To top it all off, my cat, who has always been sickly and was recently put on a special diet, refused to take her medication and stopped eating.  She did resume eating, but we are having to find another method for administering her medication.  Trust me when I say, we’ve tried everything.  I’ve been pilling this cat for seven years and she knows all the tricks.

With all this hitting me at once I was incredibly stressed out, the entire week had been a rollercoaster of emotion.  I was having trouble sleeping and focusing, I was restless but couldn’t find the motivation to do anything.  My boobs were killing me and I started to have really vivid and bizarre dreams.  It wasn’t normal for me so naturally I thought this meant I was finally pregnant.  Then, that Saturday, I got my period several days early.  It started with some spotting, rather than starting with cramping like it usually does.  This made me think it was implantation bleeding which would confirm my suspicions.  Throughout the day the cramps got stronger and the spotting turned into heavy bleeding.  There was no baby implanting itself into the lining of my uterus and if there had been, it was gone now.

I had been so sure there was a baby.  I cried hard over the loss of that hope.  I skipped church that Sunday and called in sick to work.  My husband was more than supportive.  He saw how hard the last week had been for me and knew I needed a break.  This was truly a mental health day if I’ve ever had one.  I was so torn up I needed a day to put the pieces back together, to cry, to think, and to rest.  There was so much running through my head.  Disappointment, uncertainty, anger, sadness, shame.  I was mad at and ashamed of myself for not knowing what was normal for my body.   Sad and angry that we had to go through yet another cycle.  Uncertain about what the future would hold for me at work.  It’s been a few cycles now and there’s a tiny voice in my head that’s starting to tell me, ‘maybe there’s something wrong with you…maybe you’ll never be able to get pregnant.’

I’ll never know if we had managed to get a fertilized egg during that cycle, and whether or not my stress that week prevented it from growing.  That knowledge won’t change anything, it won’t bring back the baby.  We still have to try again.  I have learned, and am still learning, that I need to trust God.  Stress is a response to changes in life that are uncontrollable, but I believe God is in control and He will take care of me.  It’s a struggle to shut out that voice telling me I’m defective and listen to God’s voice, but I know His is telling me the truth.

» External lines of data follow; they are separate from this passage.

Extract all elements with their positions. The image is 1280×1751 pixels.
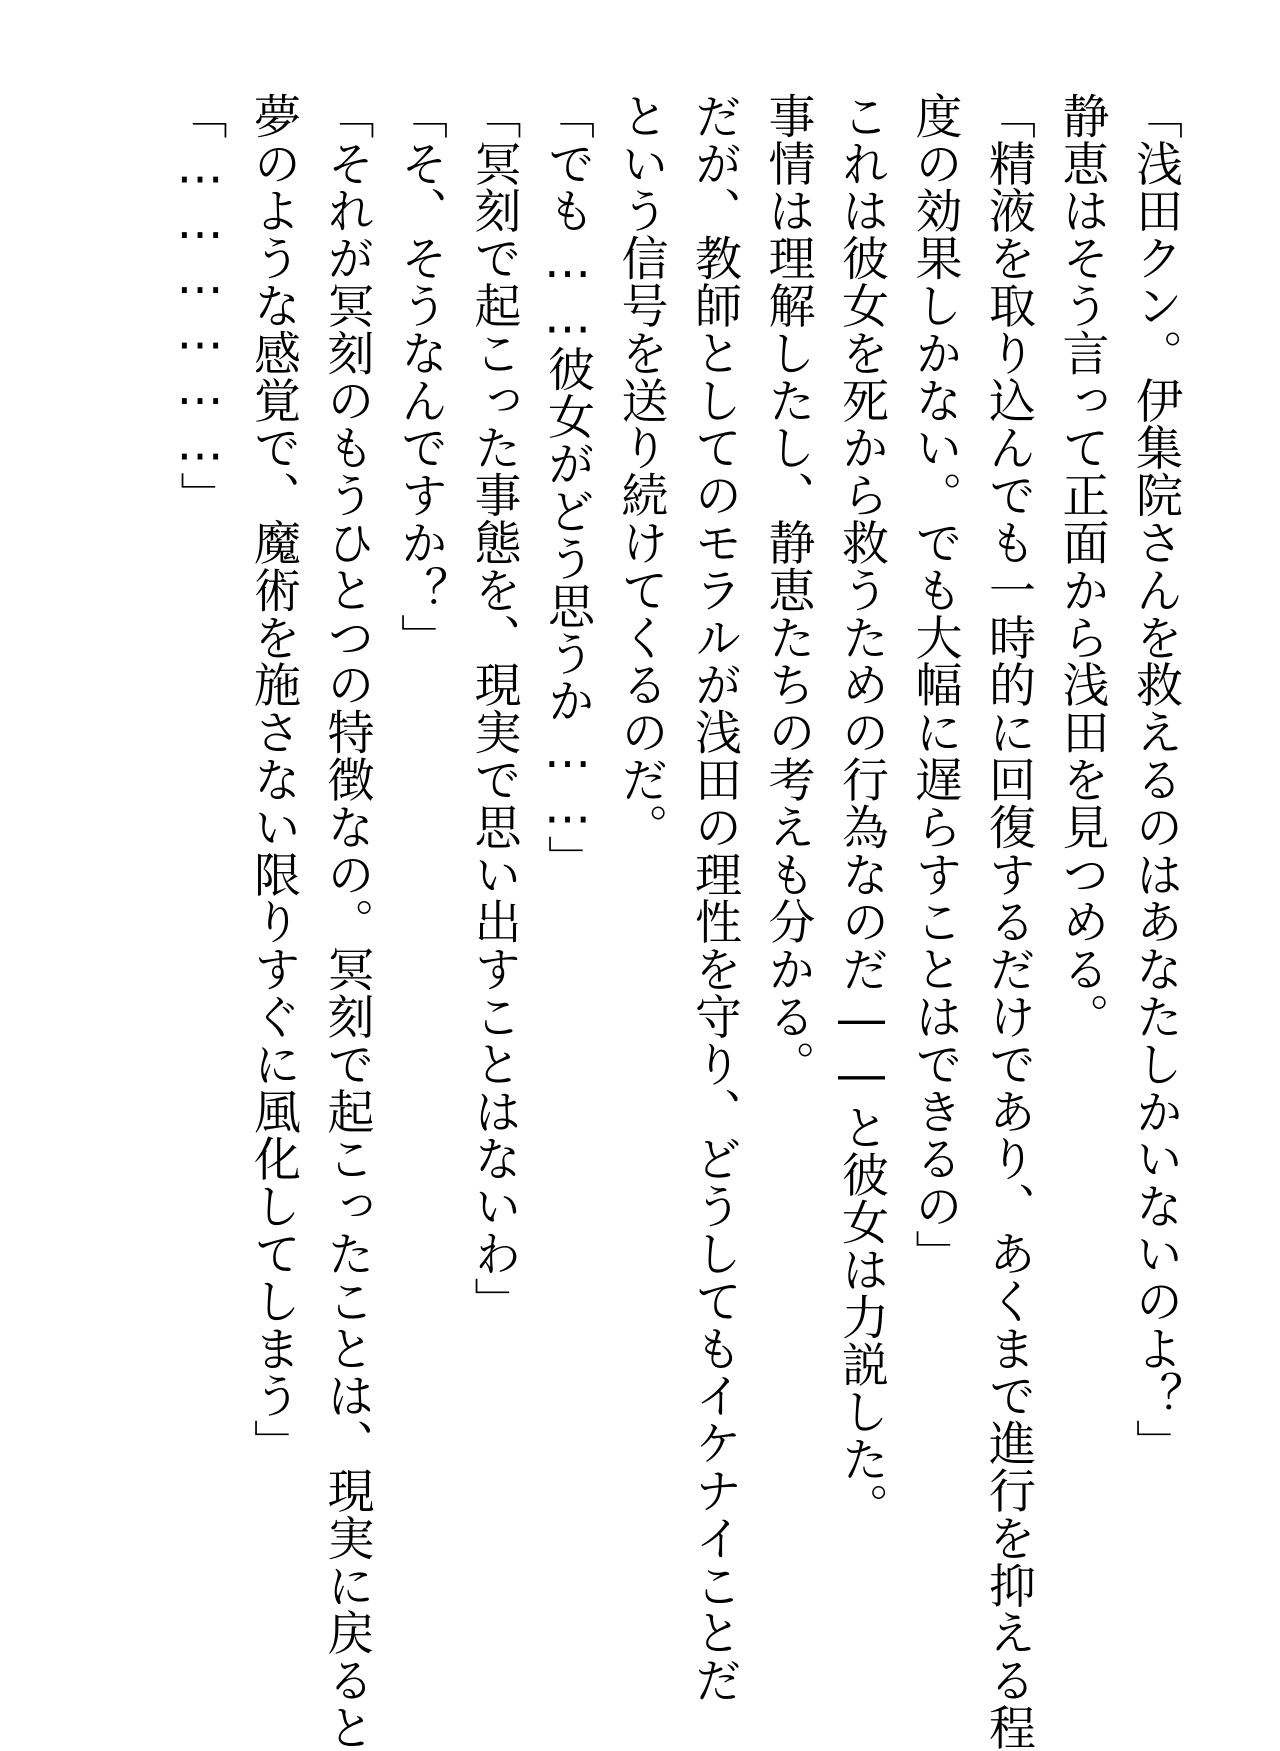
text-line: だが、教師としてのモラルが浅田の理性を守り、どうしてもイケナイことだ xyxy=(687,92,742,1704)
text-line: 「………………」 xyxy=(172,92,228,520)
text-line: 「精液を取り込んでも一時的に回復するだけであり、あくまで進行を抑える程 xyxy=(981,92,1036,1751)
text-line: という信号を送り続けてくるのだ。 xyxy=(613,92,669,851)
text-line: 夢のような感覚で、魔術を施さない限りすぐに風化してしまう」 xyxy=(246,92,301,1467)
vertical-text-body xyxy=(163,92,1192,1751)
text-line: これは彼女を死から救うための行為なのだ――と彼女は力説した。 xyxy=(834,92,889,1530)
text-line: 静恵はそう言って正面から浅田を見つめる。 xyxy=(1054,92,1110,1040)
text-line: 「でも……彼女がどう思うか……」 xyxy=(540,92,595,883)
text-line: 「冥刻で起こった事態を、現実で思い出すことはないわ」 xyxy=(466,92,522,1325)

If you’re reading this and are in the same boat, here is my advice: It’s ok to be sad and to cry, it’s ok to need a mental health day, it’s ok to wonder what’s going on in your body  and it’s ok to be wrong about what you think is happening.  Things are always going to happen in our lives that we can’t control, but we can control how we respond to them.  Whatever you’re dealing with, trust God, and do what you need to do to take care of yourself and don’t feel bad about it.  This is hard, but you’re rocking it!